Further priorities include the privatization of state-owned enterprises and strengthening economic data quality.
Clarke said reducing Pakistan’s climate vulnerability was vital for long-term stability, referring to the RSF, a financing tool that provides long-term, low-cost loans to help countries address climate risks.

“The RSF arrangement is supporting efforts to strengthen natural disaster response and financing coordination, improve the use of scarce water resources, raise climate considerations in project selection and budgeting, and improve the information on climate-related risks in financing decisions,” he said.

Pakistan faced a prolonged economic crisis in recent years before it began implementing stringent IMF-recommended reforms, which have driven a gradual improvement in macroeconomic indicators over the past two years.

The country also remains one of the world’s most climate-vulnerable nations despite contributing less than one percent of global greenhouse-gas emissions.

It has endured a series of extreme weather events in recent years, most notably the 2022 super-floods that submerged one-third of the country, displaced millions and caused an estimated $30 billion in losses.

This year’s floods killed over 1,000 people and caused at least $2.9 billion in damage to agriculture and infrastructure, underscoring the scale of climate pressures facing the economy.

Economic experts told Arab News a day earlier that the Fund’s disbursements under the two loan programs would support the cash-strapped nation, which has relied heavily on financing from bilateral partners such as Saudi Arabia, China and the United Arab Emirates, as well as multilateral lenders.

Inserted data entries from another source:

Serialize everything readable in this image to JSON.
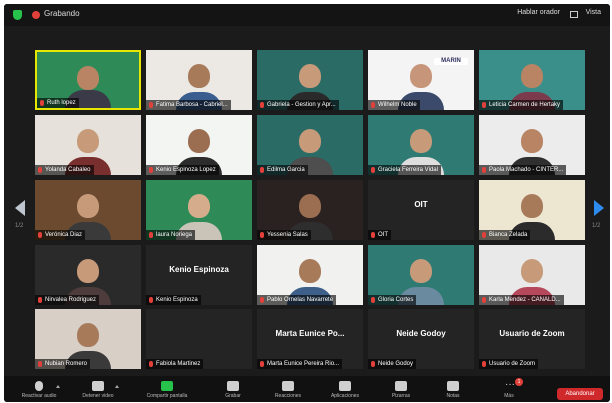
{
  "topbar": {
    "recording_label": "Grabando",
    "speaker_view_label": "Hablar orador",
    "view_label": "Vista"
  },
  "pager": {
    "left": "1/2",
    "right": "1/2"
  },
  "tiles": [
    {
      "name": "Ruth lopez",
      "video": true,
      "active": true,
      "bg": "#2e8b57",
      "skin": "#b88463",
      "shirt": "#3a3a48"
    },
    {
      "name": "Fatima Barbosa - Cabriel...",
      "video": true,
      "bg": "#ece9e4",
      "skin": "#a77a5a",
      "shirt": "#3a5d8f"
    },
    {
      "name": "Gabriela - Gestion y Apr...",
      "video": true,
      "bg": "#2b6b66",
      "skin": "#c79a7a",
      "shirt": "#2a2a2a"
    },
    {
      "name": "Wilhelm Noble",
      "video": true,
      "bg": "#f4f4f4",
      "skin": "#c7957a",
      "shirt": "#3b4a6b",
      "banner": "MARIN"
    },
    {
      "name": "Leticia Carmen de Hertaky",
      "video": true,
      "bg": "#3a8f8a",
      "skin": "#b88463",
      "shirt": "#7c3b4c"
    },
    {
      "name": "Yolanda Cabaleo",
      "video": true,
      "bg": "#e6e1da",
      "skin": "#c79a7a",
      "shirt": "#7a2f2f"
    },
    {
      "name": "Kenio Espinoza Lopez",
      "video": true,
      "bg": "#f2f5f2",
      "skin": "#9b6e52",
      "shirt": "#2c2c2c"
    },
    {
      "name": "Edilma Garcia",
      "video": true,
      "bg": "#2b6b66",
      "skin": "#c79a7a",
      "shirt": "#4e4e4e"
    },
    {
      "name": "Graciela Ferreira Vidal",
      "video": true,
      "bg": "#2f7b74",
      "skin": "#c79a7a",
      "shirt": "#dedede"
    },
    {
      "name": "Paola Machado - CINTER...",
      "video": true,
      "bg": "#ececec",
      "skin": "#b88463",
      "shirt": "#2f2f2f"
    },
    {
      "name": "Verónica Diaz",
      "video": true,
      "bg": "#6b4a2f",
      "skin": "#c79a7a",
      "shirt": "#3a3a3a"
    },
    {
      "name": "laura Noriega",
      "video": true,
      "bg": "#2e8b57",
      "skin": "#d6ad8c",
      "shirt": "#c9c3b8"
    },
    {
      "name": "Yessenia Salas",
      "video": true,
      "bg": "#2a2220",
      "skin": "#9b6e52",
      "shirt": "#2e2e2e"
    },
    {
      "name": "OIT",
      "video": false,
      "center": "OIT"
    },
    {
      "name": "Bianca Zelada",
      "video": true,
      "bg": "#ede7d2",
      "skin": "#a77a5a",
      "shirt": "#2b2b2b"
    },
    {
      "name": "Nirvalea Rodriguez",
      "video": true,
      "bg": "#2a2a2a",
      "skin": "#c79a7a",
      "shirt": "#4e3c3c"
    },
    {
      "name": "Kenio Espinoza",
      "video": false,
      "center": "Kenio Espinoza"
    },
    {
      "name": "Pablo Ornelas Navarrete",
      "video": true,
      "bg": "#f1f1ef",
      "skin": "#a77a5a",
      "shirt": "#3d5f8a"
    },
    {
      "name": "Gloria Cortes",
      "video": true,
      "bg": "#2f7b74",
      "skin": "#c79a7a",
      "shirt": "#6a8aa0"
    },
    {
      "name": "Karla Mendez - CANALD...",
      "video": true,
      "bg": "#e9e9e9",
      "skin": "#c79a7a",
      "shirt": "#b5485a"
    },
    {
      "name": "Nubian Romero",
      "video": true,
      "bg": "#d8cfc6",
      "skin": "#a77a5a",
      "shirt": "#3a3a3a"
    },
    {
      "name": "Fabiola Martinez",
      "video": false,
      "center": ""
    },
    {
      "name": "Marta Eunice Pereira Rio...",
      "video": false,
      "center": "Marta Eunice Po..."
    },
    {
      "name": "Neide Godoy",
      "video": false,
      "center": "Neide Godoy"
    },
    {
      "name": "Usuario de Zoom",
      "video": false,
      "center": "Usuario de Zoom"
    }
  ],
  "toolbar": [
    {
      "name": "unmute-button",
      "label": "Reactivar audio",
      "icon": "microphone-off-icon"
    },
    {
      "name": "start-video-button",
      "label": "Detener video",
      "icon": "camera-icon"
    },
    {
      "name": "share-screen-button",
      "label": "Compartir pantalla",
      "icon": "share-screen-icon"
    },
    {
      "name": "record-button",
      "label": "Grabar",
      "icon": "record-icon"
    },
    {
      "name": "reactions-button",
      "label": "Reacciones",
      "icon": "sparkle-icon"
    },
    {
      "name": "apps-button",
      "label": "Aplicaciones",
      "icon": "apps-icon"
    },
    {
      "name": "whiteboard-button",
      "label": "Pizarras",
      "icon": "whiteboard-icon"
    },
    {
      "name": "notes-button",
      "label": "Notas",
      "icon": "notes-icon"
    },
    {
      "name": "more-button",
      "label": "Más",
      "icon": "more-icon"
    }
  ],
  "more_badge": "1",
  "end_button": "Abandonar",
  "colors": {
    "red": "#e2403a",
    "green": "#27c24c",
    "end": "#d0292b",
    "active_border": "#e6e600"
  }
}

“It obviously will help strengthen the external sector, the balance of payments,” said Samiullah Tariq, group head of research at Pakistan Kuwait Investment Company.

Another analyst, Shankar Talreja, head of research at Karachi-based Topline Securities, said the move was likely to send a positive signal to domestic and international investors about the government’s commitment to its reform agenda.

“This will help strengthen reserves and will eventually help a rating upgrade going forward,” he said.